Dieser erstaunliche Kopffüßer besitzt gewaltige Augen. Sie mögen einen Durchmesser von etwa vierzig Zentimetern erreichen. Die Augen des Riesenkraken haben eine überraschende Ähnlichkeit mit dem menschlichen Auge: beide haben Augenlider, durchsichtige Hornhaut, vordere und hintere Augenkammern, Netzhaut, Linse, Stäbchenzellen zum Unterscheiden von Hell und Dunkel und Zapfenzellen, mit denen Farben unterschieden werden können. Der Bau des Krakenauges gleicht so auffallend dem des menschlichen Auges, daß Dr. N. J. Berrill, ein bekannter Biologe, äußerte: „Ich glaube, wenn man einen Zoologen fragen würde, was die unglaublichste Erscheinung in der Welt der Lebewesen sei, würde er wahrscheinlich nicht das menschliche Auge nennen, obschon es ein über die Maßen bewunderungswürdiges Organ ist, aber auch nicht das Krakenauge, sondern die Tatsache, daß dieses fast in allen Einzelheiten dem menschlichen Auge gleicht.“ Der Krake kann mit seinem Auge, das je Quadratmillimeter 100 000 lichtempfindliche Zellen aufweist, auch feine Einzelheiten unterscheiden.
Die Größe
Viele möchten wissen, wie groß diese Riesenkraken werden. In der Lyallbai (Neuseeland) wurde der bisher größte entdeckt; seine Länge betrug über siebzehn Meter. Doch kennt man bis jetzt erst zwölf Arten dieser Meeresriesen; es ist daher möglich, daß noch größere existieren. Es gibt einiges, was darauf hindeutet.
Der Pottwal ernährt sich fast nur von Tintenfischen; er macht Beute auf kleinere Tintenfische, aber auch auf Riesentintenfische. Viele dieser gewaltigen Wale, die fünfundvierzig Tonnen wiegen, weisen tiefe Narben auf als Folge der Kämpfe mit Riesenkraken. Ihre Haut ist manchmal übersät mit kreisrunden Narben, die einen Durchmesser von sechs bis zehn Zentimetern haben. An diesen Stellen hatten offensichtlich die Saugnäpfe der Tintenfischarme während eines wilden Kampfes gesessen, denn diese Narben entsprechen ungefähr der Größe des Saugnapfes eines fünfzehn Meter großen Riesenkraken.
Aber wenn man von der Größe der Saugnäpfe auf die Größe des Riesenkraken schließen kann, dann mögen im Meer noch wahre Giganten leben. Warum? Weil einige dieser Narben einen Durchmesser von fünfundvierzig Zentimetern haben!
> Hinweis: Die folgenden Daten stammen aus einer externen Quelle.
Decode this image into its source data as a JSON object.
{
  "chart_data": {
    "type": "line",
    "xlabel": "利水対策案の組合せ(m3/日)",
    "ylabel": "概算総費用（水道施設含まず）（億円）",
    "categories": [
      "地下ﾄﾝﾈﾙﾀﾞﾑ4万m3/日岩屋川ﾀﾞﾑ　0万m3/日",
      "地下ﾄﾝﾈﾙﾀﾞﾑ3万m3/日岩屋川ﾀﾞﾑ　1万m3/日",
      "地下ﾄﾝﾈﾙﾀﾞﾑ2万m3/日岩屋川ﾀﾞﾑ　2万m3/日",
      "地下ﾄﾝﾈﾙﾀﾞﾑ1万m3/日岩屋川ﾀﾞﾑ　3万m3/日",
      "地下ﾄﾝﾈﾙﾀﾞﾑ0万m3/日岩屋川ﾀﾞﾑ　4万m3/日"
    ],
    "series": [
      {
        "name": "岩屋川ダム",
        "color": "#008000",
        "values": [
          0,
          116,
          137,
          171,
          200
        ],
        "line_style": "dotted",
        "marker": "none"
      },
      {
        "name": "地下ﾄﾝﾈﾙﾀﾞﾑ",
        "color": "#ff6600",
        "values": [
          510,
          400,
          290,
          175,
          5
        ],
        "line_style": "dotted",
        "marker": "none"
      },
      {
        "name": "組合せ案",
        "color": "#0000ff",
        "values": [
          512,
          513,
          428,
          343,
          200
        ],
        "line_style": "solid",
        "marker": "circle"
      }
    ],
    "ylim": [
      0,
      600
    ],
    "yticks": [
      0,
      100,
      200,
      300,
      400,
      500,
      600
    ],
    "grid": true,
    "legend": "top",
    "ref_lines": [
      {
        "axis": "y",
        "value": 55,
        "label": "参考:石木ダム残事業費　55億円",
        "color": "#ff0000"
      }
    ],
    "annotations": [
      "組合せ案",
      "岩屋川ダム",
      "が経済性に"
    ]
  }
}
Das würde bedeuten, daß der Riesentintenfisch, der diese Narbe verursacht hat, etwa sechzig Meter lang gewesen wäre. Die Existenz solch riesiger Tintenfische ist bisher nicht bestätigt worden; es mag auch sein, daß durch Dehnung der nachgiebigen Haut des Wales durch die Saugnäpfe so große Narben entstanden sind. Ein Reiseschriftsteller aus dem neunzehnten Jahrhundert behauptete jedoch, einen Tintenfischfangarm gesehen zu haben, der so dick gewesen sei wie der Körper eines Mannes und Saugnäpfe von der Größe einer Untertasse gehabt habe.
Mit der Zeit wird man bestimmt noch Weiteres über den Riesenkraken und die Geheimnisse erfahren, die dieses ehrfurchteinflößende Geschöpf des Meeres umgeben.
[Bild auf Seite 9]
Der Riesenkrake hat zehn gewaltige Arme. Zwei davon dienen als Greifarme oder Tentakel.